Jan 8, 2021
by Ed Lamb
The U.S. Department of Labor on Jan. 7, 2021, issued its final version of a lengthy Fair Labor Standards Act (FLSA) rule on distinguishing independent contractors from employees. The rule was published for comment last September, and it takes effect this coming March.
An introductory section of the rule explains that it should be read as guidance on how to apply and weight the five main factors of the economic realities test for classifying someone as an independent contractor. Those factors are the
- Nature and degree of the individual’s control over the work,
- Opportunity for profit or loss,
- Skill required,
- Permanence of the working relationship, and
- Integrated unit.
No one factor should be considered dispositive, the rule states, but the first two should receive the greatest consideration. For instance, evidence of self-employment will remain the primary justification for classifying someone as an independent contractor.
DOL drafted the new rule to apply across all industries. One thing this means for government agencies is that they will no longer need to use separate guidance for classifying forestry specialists.
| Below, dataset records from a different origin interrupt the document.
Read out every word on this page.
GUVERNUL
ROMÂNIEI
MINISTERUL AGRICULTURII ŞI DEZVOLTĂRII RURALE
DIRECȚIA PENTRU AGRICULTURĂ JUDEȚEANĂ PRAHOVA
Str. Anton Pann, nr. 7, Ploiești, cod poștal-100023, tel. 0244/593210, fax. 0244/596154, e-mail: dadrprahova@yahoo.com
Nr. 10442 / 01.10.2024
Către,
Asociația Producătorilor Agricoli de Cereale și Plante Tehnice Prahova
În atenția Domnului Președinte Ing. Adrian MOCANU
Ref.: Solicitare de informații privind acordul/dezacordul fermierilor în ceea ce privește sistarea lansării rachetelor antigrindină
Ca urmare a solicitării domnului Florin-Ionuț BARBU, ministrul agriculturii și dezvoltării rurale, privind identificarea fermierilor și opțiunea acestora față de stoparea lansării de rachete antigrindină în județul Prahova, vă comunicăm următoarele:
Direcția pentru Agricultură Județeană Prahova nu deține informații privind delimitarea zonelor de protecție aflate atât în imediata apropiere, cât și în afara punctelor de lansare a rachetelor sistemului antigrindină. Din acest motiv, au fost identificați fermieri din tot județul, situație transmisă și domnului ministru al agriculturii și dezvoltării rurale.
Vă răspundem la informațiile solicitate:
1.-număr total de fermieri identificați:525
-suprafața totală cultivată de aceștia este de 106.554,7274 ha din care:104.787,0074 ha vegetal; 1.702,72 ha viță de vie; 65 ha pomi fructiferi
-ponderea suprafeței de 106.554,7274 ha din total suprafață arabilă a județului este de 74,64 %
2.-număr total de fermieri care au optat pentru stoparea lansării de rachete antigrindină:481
As a final consideration, HR Dive quoted a DOL spokesperson saying that this federal guidance only applies where the FLSA is the primary law regarding worker classification. “Certain state and local laws that touch on the issue still apply,” the online magazine writes. “One such law is California’s Assembly Bill No. 5, or AB-5, which implemented a test analysts said would expand the number of workers that could be classified as employees.”
In other compensation news, a Dec. 31, 2020, opinion letter from DOL’s Wage & Hour Division states that an employer does not need pay an employee for commuting time when “an employee who chooses to telework for part of the day and work at the office for part of the day, [has] sufficient time to perform certain personal tasks in between.”